Today, my heart trembles with joy. I desire very much that Jesus come to my heart. My longing heart is inflamed with an ever-increasing love…When Jesus came, I threw myself into his arms like a little child. I told him of my joy. Jesus listened to these outpourings of my love. When I asked pardon of Jesus for not preparing myself for Holy Communion, but continually thinking of sharing this joy as soon as possible, He answered that, “Most pleasing to me is this preparation with which you have received me into your heart. Today in a special way I bless this your joy. Nothing will disturb that joy throughout this day…” (1824)

Today, the majesty of God is surrounding me. There is no way that I can help myself to prepare better. I am thoroughly enwrapped in God. My soul is being inflamed by His love. I only know that I love and am loved. That is enough for me. I am trying my best to be faithful throughout the day to the Holy Spirit and to fulfill his demands. I am trying my best for interior silence in order to be able to hear his voice… (1825)

~Sister Marie Faustina

I ran to Sister Fachtna’s room to be there. She was in a chair beside her bed. Apparently the good sisters tried to get her to the hospital, but Fachtna wanted no part of that. Her body was clinging to her soul like a child holding onto a helium balloon. I knew I needed to get her back in bed.

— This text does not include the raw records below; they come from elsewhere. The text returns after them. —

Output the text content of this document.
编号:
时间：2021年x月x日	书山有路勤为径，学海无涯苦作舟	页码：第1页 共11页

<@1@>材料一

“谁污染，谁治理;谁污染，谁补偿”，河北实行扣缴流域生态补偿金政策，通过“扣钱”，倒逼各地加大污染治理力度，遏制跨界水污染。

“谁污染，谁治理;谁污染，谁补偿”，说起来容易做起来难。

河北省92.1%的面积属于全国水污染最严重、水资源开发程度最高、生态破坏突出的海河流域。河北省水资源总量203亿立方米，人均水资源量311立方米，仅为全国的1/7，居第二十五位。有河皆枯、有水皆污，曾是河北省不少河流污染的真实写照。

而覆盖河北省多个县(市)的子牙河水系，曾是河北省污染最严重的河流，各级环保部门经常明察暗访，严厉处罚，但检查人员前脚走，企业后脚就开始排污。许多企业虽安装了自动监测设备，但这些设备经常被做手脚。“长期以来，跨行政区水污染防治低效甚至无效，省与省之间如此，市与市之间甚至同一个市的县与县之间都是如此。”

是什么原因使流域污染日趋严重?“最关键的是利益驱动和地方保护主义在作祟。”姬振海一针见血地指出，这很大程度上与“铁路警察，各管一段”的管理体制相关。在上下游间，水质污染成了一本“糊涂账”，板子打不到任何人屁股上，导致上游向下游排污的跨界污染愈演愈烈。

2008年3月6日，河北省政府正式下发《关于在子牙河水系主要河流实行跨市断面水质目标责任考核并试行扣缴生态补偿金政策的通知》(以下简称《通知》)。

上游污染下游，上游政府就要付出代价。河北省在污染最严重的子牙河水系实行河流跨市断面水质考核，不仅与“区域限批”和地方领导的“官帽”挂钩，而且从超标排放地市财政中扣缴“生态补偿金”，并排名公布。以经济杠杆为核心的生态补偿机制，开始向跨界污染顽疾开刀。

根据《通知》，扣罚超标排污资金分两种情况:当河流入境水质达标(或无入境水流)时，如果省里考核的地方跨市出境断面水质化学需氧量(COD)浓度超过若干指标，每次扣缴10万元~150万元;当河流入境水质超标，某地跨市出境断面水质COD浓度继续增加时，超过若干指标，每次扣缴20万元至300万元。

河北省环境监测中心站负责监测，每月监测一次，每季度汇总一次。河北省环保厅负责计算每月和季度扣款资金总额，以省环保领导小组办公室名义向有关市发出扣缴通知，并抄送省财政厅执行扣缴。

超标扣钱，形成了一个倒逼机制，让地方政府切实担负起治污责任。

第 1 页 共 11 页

It wasn’t romantic at all. But what I saw with the eyes of my soul was astounding and breathtaking. I put one arm under her back and the other under her legs. I then lifted her backwards as I backed into the bed. When was on top of me for a moment. And then I slipped out of the bed as her head crashed sweetly onto the pillow. Before I could take a breath, her soul left her like the child in her excitement lets go of that balloon. Sister Fachtna’s body released her soul. She gave up her spirit. It was beautiful…being there.

It truly was.

The room filled with her Sisters and lifelong friends and angels. It was glorious. I kissed her soul over and over. We sang O Holy Night and Ave Maria and Holy is God’s Name. We also sang, The Lord of the Dance.

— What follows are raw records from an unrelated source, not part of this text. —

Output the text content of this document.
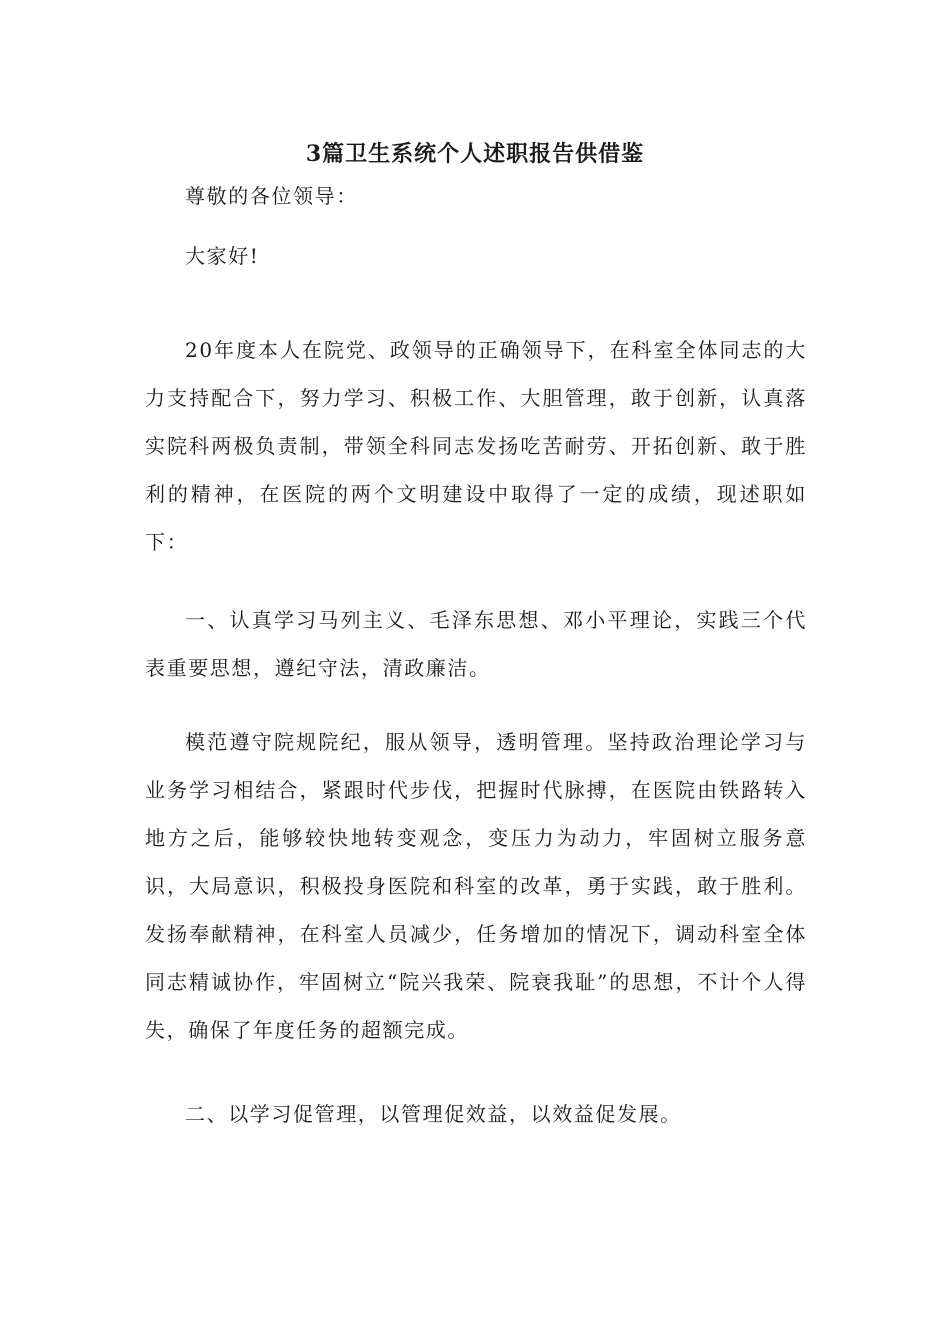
3篇卫生系统个人述职报告供借鉴

尊敬的各位领导：

大家好!

20年度本人在院党、政领导的正确领导下，在科室全体同志的大力支持配合下，努力学习、积极工作、大胆管理，敢于创新，认真落实院科两极负责制，带领全科同志发扬吃苦耐劳、开拓创新、敢于胜利的精神，在医院的两个文明建设中取得了一定的成绩，现述职如下：

一、认真学习马列主义、毛泽东思想、邓小平理论，实践三个代表重要思想，遵纪守法，清政廉洁。

模范遵守院规院纪，服从领导，透明管理。坚持政治理论学习与业务学习相结合，紧跟时代步伐，把握时代脉搏，在医院由铁路转入地方之后，能够较快地转变观念，变压力为动力，牢固树立服务意识，大局意识，积极投身医院和科室的改革，勇于实践，敢于胜利。发扬奉献精神，在科室人员减少，任务增加的情况下，调动科室全体同志精诚协作，牢固树立“院兴我荣、院衰我耻”的思想，不计个人得失，确保了年度任务的超额完成。

二、以学习促管理，以管理促效益，以效益促发展。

As I glanced up at her two closest Sisters, I noticed the Divine Mercy picture from the vision of Sister Faustina. It seemed like the rays of water and blood streaming from the Sacred Heart of Jesus were pouring out upon us. Jesus, I trust in you!

The party had begun and we had a glimpse of Heaven only because we were willing and wanting of…

Being there

Being there

Being there.

And my mother and her sister, Mary were both there. Many relatives, priests and friends who had died were there also. And most radiant, Mary Josephine “Molly”, my beloved Nanny, was there…

…and as I write, these beloved in Heaven are now being here and being. O my.

I love you Nanny!

Thanks for being there…O what a joy!

Love, joy, peace,

Ron Moses Camarda +

www.tearinthedesert.com

June 2011

Molly’s husband, my grandfather Moses, was a super husband, father and person from what I gleaned from my family. He died at 57 years of age on January 1, 1949, which is The Solemnity of Mary, Mother of God, in the same hospital I was born in on October 7, 1959 on the Feast of the Holy Rosary. I took his name for Confirmation and later discovered that there was a St. Moses who was a priest who died on January 1, 251 after being in a prison in Rome for eleven months and eleven days.

Father Ron Camarda is a retired Naval Chaplain and author of “Tear in the Desert,” a powerful book containing his memoirs of life and death at the Battle for Fallujah. Father Ron appears on EWTN and recently won the Silver Medal from the Military Writers Society of America.